MIL. The diameter of a conductor equal to 1/1000 (.001) inch.

Minimum Annular Ring. The minimum distance between the edge of a PCB pad and its via. A Minimum Annular Ring distance will be difference between an out layer and an inner layer. Refer to this page for Minimum Annular Ring Graphics and Definition.

Mounting Methods. Refer to a graphic on Transistor Can Mounting

Mounting Standoff. See Stand-Off.

metal Can Mounting

Multilayer Board: [MLB] See Multilayer Printed Wiring Board below.

Multilayer Printed Wiring Board. A rigid, flexible, or rigid-flex printed wiring board having three or more printed wiring board layers that are mechanically bonded together and electrically interconnected. A two layer board would only have copper layers on the top and bottom layers and is not normally considered a Multilayer Board.

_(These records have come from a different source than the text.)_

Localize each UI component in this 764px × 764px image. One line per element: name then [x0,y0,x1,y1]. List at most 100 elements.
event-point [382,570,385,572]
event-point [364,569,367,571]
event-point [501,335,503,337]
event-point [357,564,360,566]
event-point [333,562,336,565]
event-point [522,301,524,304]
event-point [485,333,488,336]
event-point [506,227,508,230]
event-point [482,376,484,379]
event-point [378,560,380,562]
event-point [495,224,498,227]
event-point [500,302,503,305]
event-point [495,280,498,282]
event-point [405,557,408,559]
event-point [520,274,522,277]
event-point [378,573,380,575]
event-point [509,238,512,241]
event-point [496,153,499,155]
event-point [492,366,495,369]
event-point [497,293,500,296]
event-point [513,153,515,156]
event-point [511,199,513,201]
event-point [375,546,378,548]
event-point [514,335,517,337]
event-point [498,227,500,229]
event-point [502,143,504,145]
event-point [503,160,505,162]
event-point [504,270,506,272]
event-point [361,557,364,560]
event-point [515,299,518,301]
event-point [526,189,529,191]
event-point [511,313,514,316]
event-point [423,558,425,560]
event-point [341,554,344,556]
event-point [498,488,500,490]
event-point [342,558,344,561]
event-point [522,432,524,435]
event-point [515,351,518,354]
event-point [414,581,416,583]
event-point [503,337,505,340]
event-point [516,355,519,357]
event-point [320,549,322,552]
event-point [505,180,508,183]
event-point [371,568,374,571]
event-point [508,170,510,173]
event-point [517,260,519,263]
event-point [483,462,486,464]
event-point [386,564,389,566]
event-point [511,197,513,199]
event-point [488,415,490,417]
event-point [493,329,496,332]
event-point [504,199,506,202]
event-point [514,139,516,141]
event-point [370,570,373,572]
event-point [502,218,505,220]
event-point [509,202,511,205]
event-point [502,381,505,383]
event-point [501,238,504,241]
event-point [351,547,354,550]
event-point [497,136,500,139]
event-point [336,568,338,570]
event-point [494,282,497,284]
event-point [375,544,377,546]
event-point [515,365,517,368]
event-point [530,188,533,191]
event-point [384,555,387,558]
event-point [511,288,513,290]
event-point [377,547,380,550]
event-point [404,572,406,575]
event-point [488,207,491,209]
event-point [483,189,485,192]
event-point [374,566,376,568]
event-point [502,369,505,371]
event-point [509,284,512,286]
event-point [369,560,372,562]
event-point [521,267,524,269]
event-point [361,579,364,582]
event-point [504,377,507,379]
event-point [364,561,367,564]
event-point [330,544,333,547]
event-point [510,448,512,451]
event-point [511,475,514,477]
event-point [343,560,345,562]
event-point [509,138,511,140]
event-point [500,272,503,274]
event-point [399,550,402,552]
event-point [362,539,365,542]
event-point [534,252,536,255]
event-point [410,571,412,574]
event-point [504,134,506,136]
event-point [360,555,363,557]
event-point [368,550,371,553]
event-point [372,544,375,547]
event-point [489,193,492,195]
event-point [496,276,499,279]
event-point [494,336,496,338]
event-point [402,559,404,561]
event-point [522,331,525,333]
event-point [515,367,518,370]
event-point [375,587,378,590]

The graphic to the right shows a MLB PCB, with the copper on one layer, then the traces that appear black followed by the traces the appear read, each on a separate layer.

Multilayer PCB

NASA Specs: Relevant NASA Specifications;
NASA-STD-8739.3 - Soldered Electrical Connections
NASA-STD-8739.4 - Crimping, Interconnecting Cables, Harnesses, and Wiring
NASA-STD-8739.5 - Fiber Optic Terminations, Cable Assemblies, and Installation
NAS 5300.4(3J-1) - Workmanship Standard for Staking and Conformal Coating of Printed Wiring Boards and Electronic Assemblies
NAS 5300.4(3M) - Workmanship Standard for Surface Mount Technology
NASA-STD-8739.7 - Standard for Electrostatic Discharge Control (Excluding Electrically Initiated .."text removed".. Devices)
Editor note; I have no way of knowing if these standards are still in service or withdrawn without replacement.

Netlist. A report which gives a name to each net on a PCB and the points it connects to.

Non-Plated-Through-Hole: [NPTH] A non-plated-through hole is one formed without a deposition of metal on the inside surface of a through-hole. See also Plated-Through-Hole.

Nonwetting: A condition whereby a surface has contacted molten solder, but the solder has not adhered to all of the surface; basis metal remains exposed.